We don’t have one as of yet. Our main focus has been to ensure that Holy Name is well taken care of. Migrating to a brand new EHR is difficult. In my past, I worked on the physician practice side, and common practice was to reduce the schedule by about 30, 40, or 50% to make sure that the volume was low and everyone could ease into the new implementation. Certainly you can’t do that with the ER. So our focus has been on them and making sure that their needs are satisfied.
But we certainly would love to do that and to share. I will say our colleagues and friends at Medicomp, every time they see a demo of the software, they’re so excited and they feel like it’s something unlike anything that’s out there in the market today. We are very excited to share it with other hospitals when that time is right.
Will you commercialize the system on your own or partner with a vendor to acquire or license it?
The plan is commercialization. The route that we take, we are still navigating. But yes, I think our leadership at the hospital realizes that technology can enable hospitals to achieve much more than they currently are. I think a lot of hospitals feel like technology slows them down, and we feel like there is a need for this type of solution that is usable and easy to implement. We feel like that need is there in other regional hospitals like ourselves.
The plan certainly is commercialization. Our roadmap also involves expanding into other areas of the health system beyond the ED. I think maybe next year, when hopefully HIMSS is in a little bit of a better place, we will be excited to share what we’ve been doing.
What other technologies are you looking at or considering or developing?
We’ve been working closely with a couple of departments. One is our facilities management department. When the COVID crisis hit , our area of the country in northern New Jersey and New York was one of the hardest hit. We have worked hand in hand with our facilities management group to provide state-of-the-art exam rooms and hospital rooms that not only protect the patient, but protect the nurses as well.

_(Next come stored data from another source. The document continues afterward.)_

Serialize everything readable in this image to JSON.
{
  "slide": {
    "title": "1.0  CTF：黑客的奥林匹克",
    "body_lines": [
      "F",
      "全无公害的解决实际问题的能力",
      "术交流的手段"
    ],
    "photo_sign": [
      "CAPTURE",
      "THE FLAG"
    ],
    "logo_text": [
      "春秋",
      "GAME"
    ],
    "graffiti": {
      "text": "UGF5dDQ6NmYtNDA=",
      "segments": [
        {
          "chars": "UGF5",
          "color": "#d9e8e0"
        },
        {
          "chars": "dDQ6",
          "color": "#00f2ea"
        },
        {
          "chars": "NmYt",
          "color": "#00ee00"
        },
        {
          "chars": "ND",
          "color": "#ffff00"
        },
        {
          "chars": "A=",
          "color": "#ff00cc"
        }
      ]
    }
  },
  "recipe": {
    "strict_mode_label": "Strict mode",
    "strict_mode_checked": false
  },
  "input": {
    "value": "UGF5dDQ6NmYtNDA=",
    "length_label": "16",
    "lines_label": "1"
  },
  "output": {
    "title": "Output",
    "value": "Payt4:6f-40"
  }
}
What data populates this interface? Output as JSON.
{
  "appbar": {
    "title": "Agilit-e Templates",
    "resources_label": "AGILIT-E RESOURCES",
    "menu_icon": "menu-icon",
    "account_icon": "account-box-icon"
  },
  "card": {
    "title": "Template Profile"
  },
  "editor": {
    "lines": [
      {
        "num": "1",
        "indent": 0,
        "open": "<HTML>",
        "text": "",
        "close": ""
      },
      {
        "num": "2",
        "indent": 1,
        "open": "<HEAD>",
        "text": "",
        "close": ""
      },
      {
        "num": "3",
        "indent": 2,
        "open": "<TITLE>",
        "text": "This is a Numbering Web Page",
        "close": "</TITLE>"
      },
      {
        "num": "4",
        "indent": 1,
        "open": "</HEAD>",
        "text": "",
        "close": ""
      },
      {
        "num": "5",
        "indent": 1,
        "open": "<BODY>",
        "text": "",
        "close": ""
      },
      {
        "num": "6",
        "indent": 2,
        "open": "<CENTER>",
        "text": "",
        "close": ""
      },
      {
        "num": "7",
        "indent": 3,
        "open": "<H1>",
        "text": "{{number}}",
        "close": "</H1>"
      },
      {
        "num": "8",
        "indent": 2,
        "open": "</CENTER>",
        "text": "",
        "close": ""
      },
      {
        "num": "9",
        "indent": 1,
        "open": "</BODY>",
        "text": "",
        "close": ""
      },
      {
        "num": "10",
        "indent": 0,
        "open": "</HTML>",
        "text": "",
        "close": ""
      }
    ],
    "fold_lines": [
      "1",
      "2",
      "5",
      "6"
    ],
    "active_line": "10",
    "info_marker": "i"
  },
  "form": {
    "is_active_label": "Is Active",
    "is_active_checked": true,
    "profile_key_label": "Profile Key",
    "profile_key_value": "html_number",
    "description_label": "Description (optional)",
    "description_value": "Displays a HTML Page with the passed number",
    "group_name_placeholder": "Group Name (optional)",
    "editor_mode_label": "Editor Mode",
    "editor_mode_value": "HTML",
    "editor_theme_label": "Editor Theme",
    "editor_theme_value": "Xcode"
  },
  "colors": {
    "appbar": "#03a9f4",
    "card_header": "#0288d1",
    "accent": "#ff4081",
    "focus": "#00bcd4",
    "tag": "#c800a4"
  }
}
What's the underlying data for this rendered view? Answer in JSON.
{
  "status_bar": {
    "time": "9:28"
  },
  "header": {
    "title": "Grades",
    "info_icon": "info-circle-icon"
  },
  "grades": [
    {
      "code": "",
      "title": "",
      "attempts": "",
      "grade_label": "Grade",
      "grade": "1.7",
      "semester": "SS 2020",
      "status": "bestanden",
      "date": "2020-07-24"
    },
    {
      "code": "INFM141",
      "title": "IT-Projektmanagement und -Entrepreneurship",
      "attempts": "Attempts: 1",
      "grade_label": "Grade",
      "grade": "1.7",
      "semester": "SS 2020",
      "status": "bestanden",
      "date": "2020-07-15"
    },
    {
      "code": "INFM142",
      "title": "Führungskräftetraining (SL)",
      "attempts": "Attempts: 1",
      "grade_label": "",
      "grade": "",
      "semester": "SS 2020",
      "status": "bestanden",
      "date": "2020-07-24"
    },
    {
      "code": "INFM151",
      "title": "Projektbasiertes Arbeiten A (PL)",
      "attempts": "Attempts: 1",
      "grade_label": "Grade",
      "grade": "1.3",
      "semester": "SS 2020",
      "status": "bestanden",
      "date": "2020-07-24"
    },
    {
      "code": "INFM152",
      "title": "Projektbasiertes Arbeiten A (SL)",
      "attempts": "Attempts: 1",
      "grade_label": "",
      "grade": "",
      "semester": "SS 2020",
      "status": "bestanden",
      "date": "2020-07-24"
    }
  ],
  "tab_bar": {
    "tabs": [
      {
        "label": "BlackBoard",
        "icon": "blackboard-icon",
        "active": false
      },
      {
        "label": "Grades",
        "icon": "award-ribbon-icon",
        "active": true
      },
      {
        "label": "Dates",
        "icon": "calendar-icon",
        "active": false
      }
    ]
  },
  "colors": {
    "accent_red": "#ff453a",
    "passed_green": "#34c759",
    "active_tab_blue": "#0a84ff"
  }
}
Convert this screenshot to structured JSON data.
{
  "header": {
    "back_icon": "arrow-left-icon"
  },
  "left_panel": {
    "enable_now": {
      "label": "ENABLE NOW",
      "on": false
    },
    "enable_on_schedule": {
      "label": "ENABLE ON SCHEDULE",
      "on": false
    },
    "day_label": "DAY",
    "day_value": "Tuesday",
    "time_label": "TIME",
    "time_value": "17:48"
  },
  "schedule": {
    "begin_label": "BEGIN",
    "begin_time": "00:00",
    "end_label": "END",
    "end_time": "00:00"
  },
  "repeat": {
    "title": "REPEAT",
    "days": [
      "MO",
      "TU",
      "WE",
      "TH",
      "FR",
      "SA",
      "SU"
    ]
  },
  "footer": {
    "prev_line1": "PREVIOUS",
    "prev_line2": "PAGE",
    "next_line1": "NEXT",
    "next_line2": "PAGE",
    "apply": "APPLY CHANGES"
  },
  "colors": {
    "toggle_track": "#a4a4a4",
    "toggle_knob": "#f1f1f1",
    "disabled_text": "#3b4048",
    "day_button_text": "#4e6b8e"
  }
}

Another technology that we have just implemented with our ICU — we renovated and completely built a new ICU right after COVID – is smart screens in each of the rooms that identify the clinician via facial recognition. There’s no need for tapping on the screen to access the patient’s record. There are tablet devices on the outside of every ICU room that provide indicators for the patient. They provide access into the room.
We are continuing to dive down the software development path with our roadmap to expand, but we’re also engaging with our biomed and our facilities department to enhance the experience, the patient experience, at our hospital too. That’s been something really fun and interesting.
What advice would you give a nurse who wants to become more involved with technology?
Dive right in. Nursing is one of the best fields that anyone can enter because it is so diverse. I realized after a couple of years that bedside nursing wasn’t quite for me, and I just happened onto technology about 12 to maybe 15 years ago now. Now, I would never look back. My advice would be to work hard in nursing and make sure that you learn everything you can about patient care, but then take it further.
This industry needs nurses that have the knowledge of clinical needs and background, but who also know the workflows of the day-in and day-out of taking care of patients. That’s something that a lot of tech companies are missing these days. We need to take a step back and make sure that we understand the needs of the folks serving on the front lines of the hospital. Sometimes it’s a little more simple than we think, and so having more nurses in technology to convey that will only make us better over time.